I'm not trying to "stir" ANY "pot".
I have no ax to grind or hobby horse to ride.
I don't think anyone is "wrong".
I simply don't understand how when yeast is 'salvaged' from making a batch of beer that its viability approaches zero in 6 months, but yeast found in bottled beer can live for "hundreds of years". (Actually, I'd settle for "just single-digit years", in contrast to 6 mo.)

Thanks,
Paul

For what it's worth, I believe many online yeast viability underestimate the viability - some drop off to zero very abruptly, which just cannot happen naturally. For example, brewers friend calculator will tell you your 4 months old yeast has 15% viability. While 5 months and beyond give you... 0% viability.
So it takes 70 days to lose half of your cells. So in another 70 days you would expect 25% viability (another half is gone) - instead calculator tells you viability drops by a factor of.. 50! Down to 1%:
http://www.brewersfriend.com/yeast-pitch-rate-and-starter-calculator/

Instead I believe the decay is more gradual and exponential, as this article details:
http://beersmith.com/blog/2010/12/14/yeast-starters-for-home-brewing-beer-part-1/

For practical purposes it tells me that reusing yeast is definitely practical for 4-6 months yeast as long as you make sufficient starter (I used 4-5L) and harvest more than a vial's worth of yeast.

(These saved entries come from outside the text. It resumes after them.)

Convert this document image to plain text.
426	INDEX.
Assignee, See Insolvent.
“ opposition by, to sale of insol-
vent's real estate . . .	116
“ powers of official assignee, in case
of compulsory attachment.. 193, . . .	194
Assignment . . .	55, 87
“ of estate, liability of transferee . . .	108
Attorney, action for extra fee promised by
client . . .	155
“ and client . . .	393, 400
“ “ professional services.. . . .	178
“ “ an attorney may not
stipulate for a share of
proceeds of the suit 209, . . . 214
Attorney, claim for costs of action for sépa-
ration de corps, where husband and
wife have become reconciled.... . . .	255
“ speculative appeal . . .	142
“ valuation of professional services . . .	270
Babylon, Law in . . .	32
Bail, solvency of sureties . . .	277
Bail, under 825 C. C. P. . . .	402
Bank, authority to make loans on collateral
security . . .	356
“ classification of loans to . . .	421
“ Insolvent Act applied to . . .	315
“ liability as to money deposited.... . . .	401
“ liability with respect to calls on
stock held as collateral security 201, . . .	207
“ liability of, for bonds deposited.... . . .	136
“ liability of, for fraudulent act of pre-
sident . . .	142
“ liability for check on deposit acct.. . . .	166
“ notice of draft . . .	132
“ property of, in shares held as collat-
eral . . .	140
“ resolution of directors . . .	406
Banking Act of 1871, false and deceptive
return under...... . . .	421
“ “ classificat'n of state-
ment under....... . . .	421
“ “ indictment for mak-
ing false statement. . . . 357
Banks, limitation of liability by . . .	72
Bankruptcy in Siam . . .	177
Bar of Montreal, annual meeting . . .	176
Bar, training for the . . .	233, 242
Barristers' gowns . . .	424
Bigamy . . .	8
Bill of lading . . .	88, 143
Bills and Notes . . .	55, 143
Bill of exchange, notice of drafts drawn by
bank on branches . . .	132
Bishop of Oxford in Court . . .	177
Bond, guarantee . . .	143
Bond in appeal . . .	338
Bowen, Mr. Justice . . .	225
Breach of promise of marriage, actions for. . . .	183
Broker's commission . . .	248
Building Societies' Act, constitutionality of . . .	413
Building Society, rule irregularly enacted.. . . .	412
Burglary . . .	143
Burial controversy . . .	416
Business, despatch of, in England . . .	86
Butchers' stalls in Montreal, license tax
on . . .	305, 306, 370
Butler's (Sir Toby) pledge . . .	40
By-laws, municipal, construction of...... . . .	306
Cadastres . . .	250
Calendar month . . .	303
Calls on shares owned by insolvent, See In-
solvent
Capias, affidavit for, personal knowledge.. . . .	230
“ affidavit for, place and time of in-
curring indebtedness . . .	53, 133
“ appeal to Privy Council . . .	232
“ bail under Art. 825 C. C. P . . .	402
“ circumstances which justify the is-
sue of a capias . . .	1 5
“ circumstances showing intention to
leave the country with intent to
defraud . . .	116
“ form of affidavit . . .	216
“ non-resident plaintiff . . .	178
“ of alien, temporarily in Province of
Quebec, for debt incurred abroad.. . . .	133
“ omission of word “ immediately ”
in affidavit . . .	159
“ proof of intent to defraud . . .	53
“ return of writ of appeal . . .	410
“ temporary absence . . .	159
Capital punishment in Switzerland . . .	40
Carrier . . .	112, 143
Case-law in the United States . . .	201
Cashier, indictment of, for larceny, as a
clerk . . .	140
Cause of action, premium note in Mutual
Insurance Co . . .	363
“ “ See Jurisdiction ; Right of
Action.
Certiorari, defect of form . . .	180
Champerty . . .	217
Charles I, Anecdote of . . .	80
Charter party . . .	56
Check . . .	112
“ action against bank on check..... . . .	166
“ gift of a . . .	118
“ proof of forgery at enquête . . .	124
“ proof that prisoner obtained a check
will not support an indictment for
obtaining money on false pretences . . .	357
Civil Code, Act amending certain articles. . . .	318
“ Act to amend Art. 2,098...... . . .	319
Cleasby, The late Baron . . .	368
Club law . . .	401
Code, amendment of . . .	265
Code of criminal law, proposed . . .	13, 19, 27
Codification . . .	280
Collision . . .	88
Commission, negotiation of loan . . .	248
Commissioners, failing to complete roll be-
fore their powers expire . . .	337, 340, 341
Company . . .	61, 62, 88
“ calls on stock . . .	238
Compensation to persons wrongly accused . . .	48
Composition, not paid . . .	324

Beyond 10-12 months it becomes more dicey, unless you are willing to step up your starter a few times with large starter - otherwise you are probably under pitching, perhaps severely.
 
"
But I don't wash either
" Yikes!;)

"Mutation" is a 'viable' :) point, but what's good for the goose is good for the gander. Meaning that same mutation reasoning would apply to those other 'long-viable' yeast sources as well.

I think like most things that one does 'creatively', one finds that level of detail or precision with which one is comfortable and operates in that particular 'comfort zone'. Sometimes it's good to get bumped out of one's 'comfort zone', but as a rule, we do our best work when we use procedures with which we are familiar.